2022年度
【2022年度】
○手の動きに追従するUIにおけるタップジェスチャ認識方法の研究
天井に設置されたセンサとプロジェクタにより,ユーザの手の動きに追従するようにUIを投影するシステムの実現方法を検討している.先行研究では,深度センサを用いて指の動きを認識することでタップを認識していた.しかし,いくつかの問題点があり,実用的ではなかった.そこで本研究では,タップ時の指先や爪の色の変化をとらえることでタップを認識する方法について検討する.指先の色の変化を用いることで,カメラとの距離に影響されにくいタップ認識を試みた.
キーワード:ジェスチャ認識,AR,プロジェクションマッピング,Followable Computing
(参考:田村律起,野田雄希,水谷晃三,手の動きに追従するUIにおけるタップジェスチャの認識方法の研究,情報処理学会 第85回全国大会,5ZD-06,2023.)
○デバイス側方でのハンドジェスチャによる操作のための認識方法の改良
本研究ではスマートフォンやタブレット等のデバイスで空中ハンドジェスチャ行うことで,端末を操作するための方法を検討している.これまで端末の前面または背面での空中ハンドジェスチャを行って操作する手法があったが,どちらも操作する上で問題点があった.一方,岩崎はミラーを用いてデバイス側方で操作する手法を提案した.本研究ではこれを先行研究として位置づけ,改良を行うことでユーザの利便性を向上することを目的とした.

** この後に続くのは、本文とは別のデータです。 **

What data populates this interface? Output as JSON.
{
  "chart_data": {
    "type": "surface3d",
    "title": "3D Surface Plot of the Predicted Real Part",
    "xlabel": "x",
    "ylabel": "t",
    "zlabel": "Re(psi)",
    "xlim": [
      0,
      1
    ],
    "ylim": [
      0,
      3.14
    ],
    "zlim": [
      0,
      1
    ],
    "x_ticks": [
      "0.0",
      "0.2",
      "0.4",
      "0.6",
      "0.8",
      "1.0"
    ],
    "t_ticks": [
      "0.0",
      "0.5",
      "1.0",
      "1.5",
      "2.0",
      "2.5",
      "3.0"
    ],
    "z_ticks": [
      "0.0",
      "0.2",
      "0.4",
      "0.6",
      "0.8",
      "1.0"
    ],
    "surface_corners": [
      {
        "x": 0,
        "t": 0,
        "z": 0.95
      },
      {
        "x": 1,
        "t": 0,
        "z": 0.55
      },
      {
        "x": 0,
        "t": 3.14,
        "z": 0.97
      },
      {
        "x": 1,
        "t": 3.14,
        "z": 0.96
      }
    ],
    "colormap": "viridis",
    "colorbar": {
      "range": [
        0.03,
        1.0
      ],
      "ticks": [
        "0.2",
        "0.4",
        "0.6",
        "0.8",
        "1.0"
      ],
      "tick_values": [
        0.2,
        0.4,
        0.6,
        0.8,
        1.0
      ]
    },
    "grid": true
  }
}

キーワード:ジェスチャ認識,スマートフォン,深度センサ,UX/UI
○テキスト型言語プログラミングの学習のためのブロック型表示による支援ツールの試作
本研究では,プログラミング初学者がブロック型言語からテキスト型言語へスムーズに移行できるように支援することを目指している.小学校でビジュアルプログラミング言語を学び,その後は高校でテキスト型言語を学ぶ教育が行われているが,ブロック型言語からテキスト型言語へ移行するハードルが高いため初学者自身での移行が難しい.既存研究ではブロック型言語やテキスト型言語などの中間言語システムで支援を行う研究があるが,構文エラーを対処する力が身につかないと考えられるため直接テキスト型言語でコーディングすることで制御構文の理解や正しくコーディングする力を補助する支援方法を検討した.
キーワード:プログラミング教育,教育支援,Visual Code
○学生生活支援のための学生状態推定機能を持つチャットボットの研究
近年では,問い合わせ対応などカスタマー対応を目的としたチャットボットが注目されているが,システムからの語り掛けをきっかけにした支援方法については,その実用化に向けて課題が残っている. 本研究では学生の状態推定機能を持つチャットボットの実現を目的としている.学生の状態を推定して,その結果を用いてチャットボットが語り掛けるタイミングを決定する.また,ボイスベースのチャットボットとして実装することで学生との会話を実現し,より自然な形で学生生活を支援する方法を検討した.